Creating Datasets

You can group data assets into datasets. This enables you to organize data based on business classifications, purpose, protection requirements, or more. Examples of datasets are: customer profiles, sales assets, financials, PII, and HR data.

  1. From the Datasets page, click Add Datasets.
    The Add page appears.
  2. Enter the following information.
    Field Name Description Example Values
    Name Enter an appropriate dataset name. This name cannot be duplicated across the system. (Mandatory) Customer Profiles, Sales Assets, Financials
    Description Describe the purpose or intent of the dataset. (Mandatory) Contains customer profiles: data assets for US and WW.
    Data Lake Assign the dataset to a data lake. Choose from a list of available data lakes. (Mandatory) dss_bbsh_clust3
    Tags Add tags to your dataset for context and subsequent lookup. Tags enable you to quickly catalog, search and retrieve asset collections in Cloudera Data Catalog, as well as, share such information with others in the future. (Optional) se, pii, geo, finance
    Public/Private Select Public if you want other users to have access to this dataset. Select Private if only you want to have access to this dataset. Public/Private
  3. Click Next.
    The Dataset Details page appears for the new dataset.

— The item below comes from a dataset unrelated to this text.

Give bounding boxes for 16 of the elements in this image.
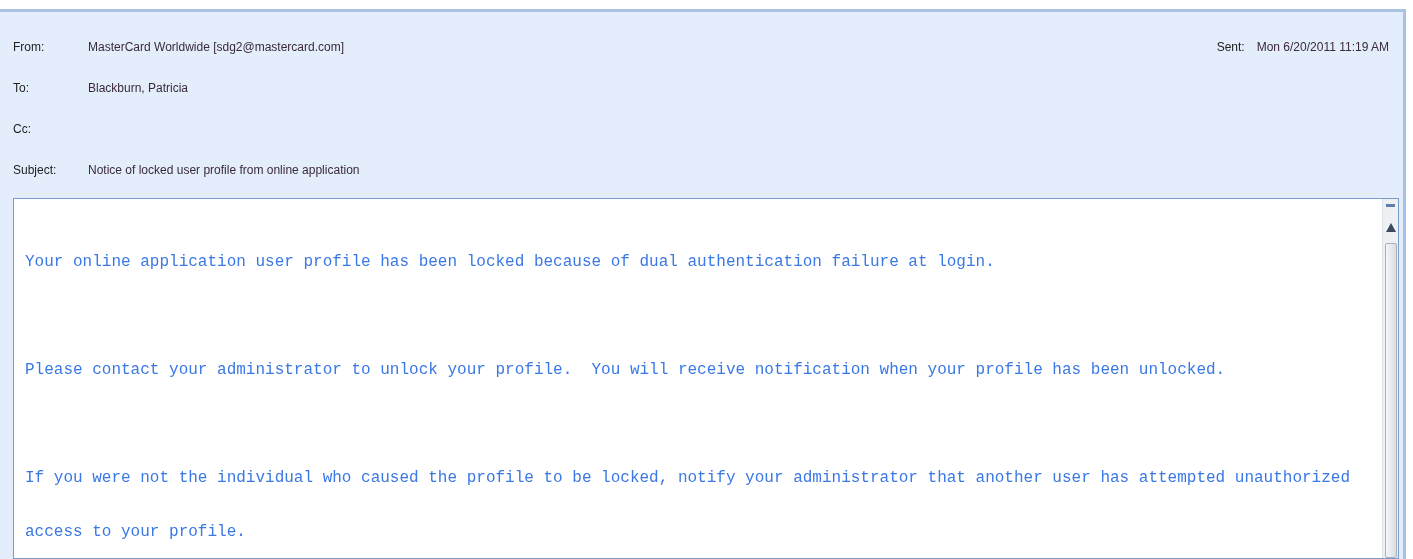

  4. Click Add Assets to add related data assets into your dataset.
    The Asset Search page appears.
  5. Search for assets using the search bar.
    1. Use filters to search for specific assets based on the attributes of assets. Click Filter to display the filters available.
      • Created: Select the time to refine the search on the basis of when the asset has been created.
      • Owner: Enter the name of the owner to refine the search on the basis of the owners of the assets.
      • DB Name: Enter the name of the database.
      • Tag: Enter the names of the tags after selecting its type (Table/Column).
    2. Select one more than one filter if needed.
    3. Click Search to view the assets.
    4. Click Reset to reset the filters and search again.
    5. From the list, click to select the assets that you like to add to your dataset.
  6. Search for assets using the Advanced tab, if needed. Advanced search uses facets of technical and business metadata about the assets, such as those captured in Apache Atlas, to help users define and build collections of interest. Advanced search conditions are a subset of attributes for the Apache Atlas type hive_table.
  7. Click Add.
    The assets are added to the dataset and the Search page is refreshed.
  8. Close the Search tab by clicking Done.
    The Datasets Details page appears.
  9. Click Save to finish editing your dataset.